Under broadcasting rules, ITV, has a licence commitment to screen a half-hour news programme during the peak viewing period of 6pm to 10.30pm
In an unprecedented move, it has already asked the BBC to reschedule its planned autumn blockbuster Daniel Deronda, based the novel by George Eliot, so that it does not clash with Dr Zhivago.
Jana Bennett, the BBC's director of television, said yesterday she had made a compromise offer to the independent channel. Both sides are eager to broadcast on Sunday evenings in November, and sources indicate that Ms Bennett suggested that Daniel Deronda could be brought forward and Dr Zhivago broadcast later than anticipated. But such an arrangement might still leave an overlap.
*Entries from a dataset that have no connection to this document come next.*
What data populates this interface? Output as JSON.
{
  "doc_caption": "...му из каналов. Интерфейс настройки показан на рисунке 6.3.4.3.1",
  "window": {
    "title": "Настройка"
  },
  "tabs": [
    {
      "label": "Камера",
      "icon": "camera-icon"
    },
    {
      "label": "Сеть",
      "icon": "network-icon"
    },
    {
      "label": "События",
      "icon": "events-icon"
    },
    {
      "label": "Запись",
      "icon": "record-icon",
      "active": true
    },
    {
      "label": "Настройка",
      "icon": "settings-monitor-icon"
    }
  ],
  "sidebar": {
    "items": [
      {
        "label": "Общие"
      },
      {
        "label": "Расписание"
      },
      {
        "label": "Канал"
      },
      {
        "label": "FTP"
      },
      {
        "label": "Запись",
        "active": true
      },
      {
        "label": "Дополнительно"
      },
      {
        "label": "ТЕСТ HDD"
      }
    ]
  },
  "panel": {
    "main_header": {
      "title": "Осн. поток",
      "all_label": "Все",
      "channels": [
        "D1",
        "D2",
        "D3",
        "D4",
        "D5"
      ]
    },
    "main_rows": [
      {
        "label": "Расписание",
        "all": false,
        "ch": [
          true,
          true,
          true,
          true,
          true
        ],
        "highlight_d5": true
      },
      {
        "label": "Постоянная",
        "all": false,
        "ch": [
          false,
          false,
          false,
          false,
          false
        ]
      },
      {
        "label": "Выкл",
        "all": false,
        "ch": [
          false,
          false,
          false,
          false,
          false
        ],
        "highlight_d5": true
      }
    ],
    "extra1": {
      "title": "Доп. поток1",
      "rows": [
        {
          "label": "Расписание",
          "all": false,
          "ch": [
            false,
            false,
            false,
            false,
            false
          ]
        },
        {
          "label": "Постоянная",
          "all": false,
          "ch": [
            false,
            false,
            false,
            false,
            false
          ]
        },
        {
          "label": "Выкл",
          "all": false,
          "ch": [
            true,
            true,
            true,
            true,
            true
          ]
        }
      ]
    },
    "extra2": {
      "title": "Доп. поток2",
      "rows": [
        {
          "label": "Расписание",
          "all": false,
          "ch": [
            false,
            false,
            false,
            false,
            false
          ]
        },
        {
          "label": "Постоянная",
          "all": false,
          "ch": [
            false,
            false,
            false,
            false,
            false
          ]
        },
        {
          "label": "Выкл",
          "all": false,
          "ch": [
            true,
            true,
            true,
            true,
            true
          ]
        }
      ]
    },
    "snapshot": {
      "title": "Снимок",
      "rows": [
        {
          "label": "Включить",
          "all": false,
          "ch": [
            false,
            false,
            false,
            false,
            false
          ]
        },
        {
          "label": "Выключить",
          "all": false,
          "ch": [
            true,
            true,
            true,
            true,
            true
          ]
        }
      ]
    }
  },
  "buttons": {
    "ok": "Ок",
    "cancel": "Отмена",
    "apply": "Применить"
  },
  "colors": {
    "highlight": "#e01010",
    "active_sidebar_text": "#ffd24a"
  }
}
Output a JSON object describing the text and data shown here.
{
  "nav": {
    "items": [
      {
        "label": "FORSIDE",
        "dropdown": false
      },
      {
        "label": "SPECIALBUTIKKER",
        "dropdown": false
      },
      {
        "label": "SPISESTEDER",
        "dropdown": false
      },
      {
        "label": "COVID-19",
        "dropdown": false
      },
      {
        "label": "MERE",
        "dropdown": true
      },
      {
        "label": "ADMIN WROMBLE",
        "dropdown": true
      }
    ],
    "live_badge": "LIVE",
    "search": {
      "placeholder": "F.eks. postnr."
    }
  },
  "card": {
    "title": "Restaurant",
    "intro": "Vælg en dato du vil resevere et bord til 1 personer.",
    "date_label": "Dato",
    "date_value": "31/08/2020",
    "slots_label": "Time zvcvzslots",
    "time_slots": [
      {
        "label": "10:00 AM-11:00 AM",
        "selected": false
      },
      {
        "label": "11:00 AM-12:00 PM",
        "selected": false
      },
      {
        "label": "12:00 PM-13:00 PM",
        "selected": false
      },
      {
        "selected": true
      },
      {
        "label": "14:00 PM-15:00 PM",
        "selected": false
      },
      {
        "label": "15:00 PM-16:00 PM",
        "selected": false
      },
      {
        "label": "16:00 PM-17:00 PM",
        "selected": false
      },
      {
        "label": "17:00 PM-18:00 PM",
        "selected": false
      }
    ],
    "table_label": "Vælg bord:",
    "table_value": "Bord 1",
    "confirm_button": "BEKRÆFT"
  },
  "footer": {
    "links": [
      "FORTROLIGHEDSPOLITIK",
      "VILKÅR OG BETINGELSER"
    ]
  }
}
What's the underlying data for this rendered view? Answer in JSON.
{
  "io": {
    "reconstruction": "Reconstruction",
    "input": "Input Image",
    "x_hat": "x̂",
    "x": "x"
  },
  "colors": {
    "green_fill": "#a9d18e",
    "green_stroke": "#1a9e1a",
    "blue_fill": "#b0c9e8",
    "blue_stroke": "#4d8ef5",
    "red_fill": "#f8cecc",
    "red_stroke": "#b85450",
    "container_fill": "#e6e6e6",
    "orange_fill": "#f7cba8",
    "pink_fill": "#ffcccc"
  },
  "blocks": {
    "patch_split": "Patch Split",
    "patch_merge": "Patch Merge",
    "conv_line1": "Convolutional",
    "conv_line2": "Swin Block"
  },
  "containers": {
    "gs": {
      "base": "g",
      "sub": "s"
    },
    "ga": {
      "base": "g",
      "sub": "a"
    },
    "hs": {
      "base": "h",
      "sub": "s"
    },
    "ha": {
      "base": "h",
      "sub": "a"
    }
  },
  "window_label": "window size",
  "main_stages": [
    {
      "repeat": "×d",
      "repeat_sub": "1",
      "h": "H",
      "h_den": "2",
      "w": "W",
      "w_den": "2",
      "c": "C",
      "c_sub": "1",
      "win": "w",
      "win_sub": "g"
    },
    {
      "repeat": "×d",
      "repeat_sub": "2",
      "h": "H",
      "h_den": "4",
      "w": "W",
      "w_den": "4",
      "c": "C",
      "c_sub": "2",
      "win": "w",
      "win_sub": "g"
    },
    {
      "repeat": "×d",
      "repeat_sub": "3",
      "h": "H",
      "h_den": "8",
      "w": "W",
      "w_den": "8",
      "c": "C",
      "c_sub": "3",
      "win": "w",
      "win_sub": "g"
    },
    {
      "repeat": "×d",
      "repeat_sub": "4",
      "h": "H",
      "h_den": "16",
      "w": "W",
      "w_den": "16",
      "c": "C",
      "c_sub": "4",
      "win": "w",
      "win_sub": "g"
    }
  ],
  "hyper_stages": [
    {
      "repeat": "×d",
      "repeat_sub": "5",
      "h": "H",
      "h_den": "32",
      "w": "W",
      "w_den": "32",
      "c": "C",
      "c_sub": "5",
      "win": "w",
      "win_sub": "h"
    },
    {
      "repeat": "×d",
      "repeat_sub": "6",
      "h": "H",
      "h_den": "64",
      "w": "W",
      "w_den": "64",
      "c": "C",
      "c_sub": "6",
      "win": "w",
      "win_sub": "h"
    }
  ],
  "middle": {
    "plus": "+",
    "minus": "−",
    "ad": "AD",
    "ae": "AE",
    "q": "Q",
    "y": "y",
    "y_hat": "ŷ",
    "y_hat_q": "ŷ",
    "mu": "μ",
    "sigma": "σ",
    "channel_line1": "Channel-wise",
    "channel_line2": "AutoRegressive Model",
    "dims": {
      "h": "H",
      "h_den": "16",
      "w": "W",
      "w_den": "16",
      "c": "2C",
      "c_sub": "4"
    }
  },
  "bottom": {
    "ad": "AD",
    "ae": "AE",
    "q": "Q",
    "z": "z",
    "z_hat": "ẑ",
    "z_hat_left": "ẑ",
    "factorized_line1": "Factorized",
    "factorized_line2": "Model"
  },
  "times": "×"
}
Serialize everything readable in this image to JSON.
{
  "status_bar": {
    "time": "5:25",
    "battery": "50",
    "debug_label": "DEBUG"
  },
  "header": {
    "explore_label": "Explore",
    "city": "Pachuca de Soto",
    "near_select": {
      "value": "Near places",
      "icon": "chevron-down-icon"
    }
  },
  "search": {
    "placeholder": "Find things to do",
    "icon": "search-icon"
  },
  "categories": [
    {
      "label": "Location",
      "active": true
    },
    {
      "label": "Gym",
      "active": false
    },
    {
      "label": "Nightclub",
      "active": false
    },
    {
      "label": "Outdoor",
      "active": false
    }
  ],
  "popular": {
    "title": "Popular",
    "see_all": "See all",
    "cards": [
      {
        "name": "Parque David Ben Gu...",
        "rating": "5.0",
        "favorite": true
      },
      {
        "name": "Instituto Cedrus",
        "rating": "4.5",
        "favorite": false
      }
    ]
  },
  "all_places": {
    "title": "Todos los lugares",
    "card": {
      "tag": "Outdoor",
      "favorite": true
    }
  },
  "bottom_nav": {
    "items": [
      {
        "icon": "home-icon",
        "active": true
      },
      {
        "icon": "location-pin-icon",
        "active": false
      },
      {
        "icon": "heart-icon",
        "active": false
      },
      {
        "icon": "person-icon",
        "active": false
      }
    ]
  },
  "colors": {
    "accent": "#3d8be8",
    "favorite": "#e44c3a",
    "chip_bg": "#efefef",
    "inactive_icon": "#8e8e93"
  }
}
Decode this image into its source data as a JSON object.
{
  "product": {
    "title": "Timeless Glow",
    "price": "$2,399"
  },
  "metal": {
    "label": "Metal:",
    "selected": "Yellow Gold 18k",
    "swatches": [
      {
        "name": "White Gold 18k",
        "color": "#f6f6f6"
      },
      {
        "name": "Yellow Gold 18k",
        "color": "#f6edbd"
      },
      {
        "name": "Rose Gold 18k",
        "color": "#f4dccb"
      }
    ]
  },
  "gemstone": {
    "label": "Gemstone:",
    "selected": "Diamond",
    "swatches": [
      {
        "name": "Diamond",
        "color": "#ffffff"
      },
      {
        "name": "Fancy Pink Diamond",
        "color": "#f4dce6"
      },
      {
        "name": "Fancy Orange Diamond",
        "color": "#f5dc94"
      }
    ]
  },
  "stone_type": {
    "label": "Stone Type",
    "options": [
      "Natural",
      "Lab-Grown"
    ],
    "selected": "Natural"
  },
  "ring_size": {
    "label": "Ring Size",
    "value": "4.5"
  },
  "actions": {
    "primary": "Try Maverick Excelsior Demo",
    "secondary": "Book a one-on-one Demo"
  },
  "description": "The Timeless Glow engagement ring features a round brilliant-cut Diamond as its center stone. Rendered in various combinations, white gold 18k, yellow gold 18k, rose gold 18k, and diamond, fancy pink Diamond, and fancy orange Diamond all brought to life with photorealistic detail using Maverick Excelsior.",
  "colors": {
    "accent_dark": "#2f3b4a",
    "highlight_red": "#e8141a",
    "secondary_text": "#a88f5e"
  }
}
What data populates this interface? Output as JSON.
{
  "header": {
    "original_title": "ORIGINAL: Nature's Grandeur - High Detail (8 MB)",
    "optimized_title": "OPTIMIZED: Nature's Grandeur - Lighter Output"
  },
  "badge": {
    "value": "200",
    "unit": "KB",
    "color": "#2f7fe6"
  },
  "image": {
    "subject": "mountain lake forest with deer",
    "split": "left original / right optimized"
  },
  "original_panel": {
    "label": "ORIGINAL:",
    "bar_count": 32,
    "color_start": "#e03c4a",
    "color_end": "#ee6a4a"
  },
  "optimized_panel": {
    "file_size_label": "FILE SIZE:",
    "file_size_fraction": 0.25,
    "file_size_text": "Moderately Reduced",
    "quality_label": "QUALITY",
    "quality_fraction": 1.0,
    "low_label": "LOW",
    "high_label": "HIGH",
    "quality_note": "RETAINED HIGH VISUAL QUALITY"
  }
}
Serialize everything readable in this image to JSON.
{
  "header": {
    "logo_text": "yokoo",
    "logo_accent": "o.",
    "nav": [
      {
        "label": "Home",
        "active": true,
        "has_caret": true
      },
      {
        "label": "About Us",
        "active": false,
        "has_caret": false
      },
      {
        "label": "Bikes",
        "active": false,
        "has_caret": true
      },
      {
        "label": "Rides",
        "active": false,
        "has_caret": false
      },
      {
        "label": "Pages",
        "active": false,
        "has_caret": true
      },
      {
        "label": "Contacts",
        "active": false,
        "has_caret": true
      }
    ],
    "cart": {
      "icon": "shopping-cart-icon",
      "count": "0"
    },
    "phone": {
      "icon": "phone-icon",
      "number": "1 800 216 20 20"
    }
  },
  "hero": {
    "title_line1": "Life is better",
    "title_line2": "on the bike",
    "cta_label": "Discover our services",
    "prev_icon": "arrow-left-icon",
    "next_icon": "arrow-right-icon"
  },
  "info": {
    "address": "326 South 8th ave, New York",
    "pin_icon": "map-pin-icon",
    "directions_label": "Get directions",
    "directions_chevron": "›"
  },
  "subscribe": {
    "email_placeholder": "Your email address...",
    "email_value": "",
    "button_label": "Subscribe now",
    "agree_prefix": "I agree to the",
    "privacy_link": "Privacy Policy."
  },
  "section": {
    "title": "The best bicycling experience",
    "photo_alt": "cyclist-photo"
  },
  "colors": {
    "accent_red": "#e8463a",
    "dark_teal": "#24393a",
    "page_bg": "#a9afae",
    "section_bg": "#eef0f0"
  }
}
Andrew Davies, the award-winning writer who adapted both stories for the rival channels, said he was astonished that the programmes would clash. "I am confused, amazed and amused. Both sides knew it was coming up and both said it would be so dreadful if there was a clash – and somehow they have got one," he said.
Davies confessed that he believed Dr Zhivago would win the battle if the two went head-to-head. He said: "I had a conversation with Tom Hooper, who directed Daniel Deronda, who's a bit anxious about them clashing.
"Dr Zhivago is such a grand name. People over 50 are going to be very excited to see how it measures up to the old film with Julie Christie – and younger people are going to be very keen to see Kiera Knightley [in the Christie role] lose her virginity. Daniel Deronda is a great novel to those who know it, but not many people know it."
Andrew Davies, who is one of Lord Bragg's subjects in the new series of the South Bank Show, admitted that another of his forthcoming dramas for the BBC, Tipping the Velvet, about lesbian lovers, was "filthy" in the second episode and included a scene that featured a large leather vibrator.